To Barclay, these moments were not exceptions. They were the work.
Love is a Circle
As the years passed, Barclay’s deep relationships with students she lovingly calls her “children” ripened new fruit. The children of children enrolled at RMC.
Emma Landis ’24, daughter of Lindsay Natale ’91 and Barry Landis ’88, stopped in the campus store after she had enrolled at the College and was flabbergasted when Barclay recognized her from the family’s holiday cards. “I was a little girl in those pictures!” Emma marveled. “How could she know that she was me?”
Barclay’s deep connections with alumni and parents afforded her a special role that she relishes: asking for donations on behalf of the College.
“She’s a natural-born fundraiser,” reflected Interim Vice President for College Advancement Rick Golembeski ’96. “When her name pops up in your inbox or on your phone, you know what the ask is going to be, and you say yes because you love her, trust her, and believe in Randolph-Macon just like she does.”
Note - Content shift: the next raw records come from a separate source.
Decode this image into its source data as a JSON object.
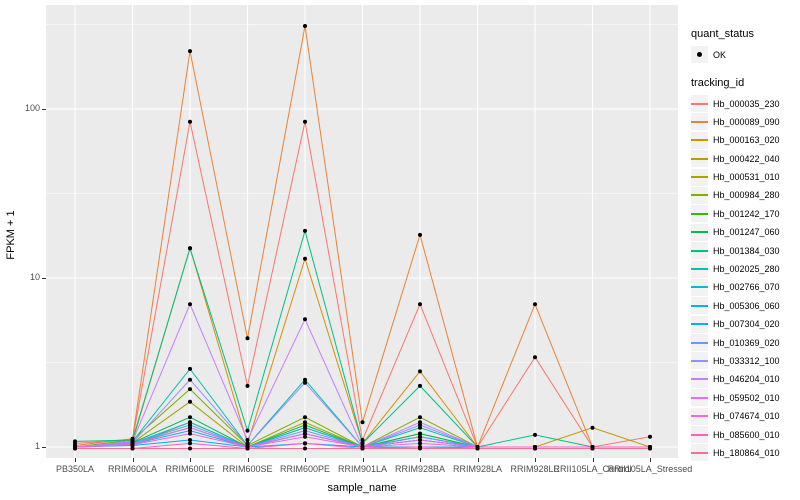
{
  "chart_data": {
    "type": "line",
    "title": "",
    "xlabel": "sample_name",
    "ylabel": "FPKM + 1",
    "y_scale": "log10",
    "legend_position": "right",
    "panel_bg": "#EBEBEB",
    "grid_color": "#FFFFFF",
    "point_marker": {
      "shape": "filled-circle",
      "color": "#000000"
    },
    "y_ticks": [
      {
        "label": "1",
        "value": 1
      },
      {
        "label": "10",
        "value": 10
      },
      {
        "label": "100",
        "value": 100
      }
    ],
    "y_minor_gridlines": [
      3.162,
      31.62,
      316.2
    ],
    "categories": [
      "PB350LA",
      "RRIM600LA",
      "RRIM600LE",
      "RRIM600SE",
      "RRIM600PE",
      "RRIM901LA",
      "RRIM928BA",
      "RRIM928LA",
      "RRIM928LE",
      "RRII105LA_Control",
      "RRII105LA_Stressed"
    ],
    "series": [
      {
        "name": "Hb_000035_230",
        "color": "#F8766D",
        "values": [
          1.05,
          1.1,
          84,
          2.3,
          84,
          1.1,
          7.0,
          1.0,
          3.4,
          1.0,
          1.15
        ]
      },
      {
        "name": "Hb_000089_090",
        "color": "#EA8331",
        "values": [
          1.02,
          1.12,
          220,
          4.4,
          310,
          1.4,
          18.0,
          1.0,
          7.0,
          1.0,
          1.0
        ]
      },
      {
        "name": "Hb_000163_020",
        "color": "#D89000",
        "values": [
          1.0,
          1.08,
          15,
          1.05,
          13,
          1.05,
          2.8,
          1.0,
          1.0,
          1.0,
          1.0
        ]
      },
      {
        "name": "Hb_000422_040",
        "color": "#C09B00",
        "values": [
          1.0,
          1.03,
          1.4,
          1.0,
          1.3,
          1.0,
          1.15,
          1.0,
          1.0,
          1.3,
          1.0
        ]
      },
      {
        "name": "Hb_000531_010",
        "color": "#A3A500",
        "values": [
          1.0,
          1.06,
          1.85,
          1.0,
          1.4,
          1.0,
          1.2,
          1.0,
          1.0,
          1.0,
          1.0
        ]
      },
      {
        "name": "Hb_000984_280",
        "color": "#7CAE00",
        "values": [
          1.0,
          1.1,
          2.2,
          1.02,
          1.5,
          1.0,
          1.5,
          1.0,
          1.0,
          1.0,
          1.0
        ]
      },
      {
        "name": "Hb_001242_170",
        "color": "#39B600",
        "values": [
          1.0,
          1.05,
          1.3,
          1.0,
          1.2,
          1.0,
          1.1,
          1.0,
          1.0,
          1.0,
          1.0
        ]
      },
      {
        "name": "Hb_001247_060",
        "color": "#00BB4E",
        "values": [
          1.0,
          1.06,
          1.5,
          1.0,
          1.35,
          1.0,
          1.2,
          1.0,
          1.0,
          1.0,
          1.0
        ]
      },
      {
        "name": "Hb_001384_030",
        "color": "#00C087",
        "values": [
          1.08,
          1.1,
          15,
          1.25,
          19,
          1.05,
          2.3,
          1.0,
          1.18,
          1.0,
          1.0
        ]
      },
      {
        "name": "Hb_002025_280",
        "color": "#00C0B2",
        "values": [
          1.0,
          1.08,
          2.9,
          1.02,
          2.5,
          1.0,
          1.3,
          1.0,
          1.0,
          1.0,
          1.0
        ]
      },
      {
        "name": "Hb_002766_070",
        "color": "#00BDD2",
        "values": [
          1.0,
          1.05,
          1.4,
          1.0,
          1.3,
          1.0,
          1.15,
          1.0,
          1.0,
          1.0,
          1.0
        ]
      },
      {
        "name": "Hb_005306_060",
        "color": "#00B5EC",
        "values": [
          1.0,
          1.04,
          1.25,
          1.0,
          1.2,
          1.0,
          1.1,
          1.0,
          1.0,
          1.0,
          1.0
        ]
      },
      {
        "name": "Hb_007304_020",
        "color": "#00B0F6",
        "values": [
          1.0,
          1.02,
          1.1,
          1.0,
          1.05,
          1.0,
          1.0,
          1.0,
          1.0,
          1.0,
          1.0
        ]
      },
      {
        "name": "Hb_010369_020",
        "color": "#619CFF",
        "values": [
          1.0,
          1.05,
          1.35,
          1.0,
          1.25,
          1.0,
          1.15,
          1.0,
          1.0,
          1.0,
          1.0
        ]
      },
      {
        "name": "Hb_033312_100",
        "color": "#9590FF",
        "values": [
          1.0,
          1.06,
          2.5,
          1.02,
          2.4,
          1.0,
          1.35,
          1.0,
          1.0,
          1.0,
          1.0
        ]
      },
      {
        "name": "Hb_046204_010",
        "color": "#C77CFF",
        "values": [
          1.0,
          1.08,
          7.0,
          1.1,
          5.7,
          1.0,
          1.4,
          1.0,
          1.0,
          1.0,
          1.0
        ]
      },
      {
        "name": "Hb_059502_010",
        "color": "#E76BF3",
        "values": [
          1.0,
          1.04,
          1.3,
          1.0,
          1.2,
          1.0,
          1.1,
          1.0,
          1.0,
          1.0,
          1.0
        ]
      },
      {
        "name": "Hb_074674_010",
        "color": "#F763E0",
        "values": [
          1.0,
          1.03,
          1.2,
          1.0,
          1.15,
          1.0,
          1.05,
          1.0,
          1.0,
          1.0,
          1.0
        ]
      },
      {
        "name": "Hb_085600_010",
        "color": "#FF62BC",
        "values": [
          0.98,
          0.98,
          1.05,
          0.98,
          1.05,
          0.98,
          1.0,
          0.98,
          0.98,
          0.98,
          0.98
        ]
      },
      {
        "name": "Hb_180864_010",
        "color": "#FF6B94",
        "values": [
          0.98,
          0.98,
          0.98,
          0.98,
          0.98,
          0.98,
          0.98,
          0.98,
          0.98,
          0.98,
          0.98
        ]
      }
    ]
  },
  "legend": {
    "quant_status": {
      "title": "quant_status",
      "items": [
        {
          "label": "OK",
          "marker": "black-point"
        }
      ]
    },
    "tracking_id": {
      "title": "tracking_id"
    }
  }
}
More than a few Barclay admirers have mused on what Randolph-Macon will be without the woman so many see as its heartbeat in its employ. “I have been asking myself one question ever since I heard Barclay was retiring,” admitted President Michael Hill, who counts himself among those fervent admirers. “And that’s ‘how in the world does RMC make any sense without Barclay in her chair?!’ But then I stopped to think about how her abiding love for all Yellow Jackets is a standard to which we all aspire. And I know she’ll keep her promise to never truly leave us. So we plan to send her off in style and keep the chair handy for whenever she visits! Because it’s not the paycheck that makes her who she is, it’s the love that she will continue to share, and for that I’m beyond grateful.”
The Queen herself promises to keep working the phones, tell anyone who will listen to come to RMC, and to visit campus often. “I wouldn’t want to be anywhere else,” she said—just as she has, in one way or another, for more than 40 years.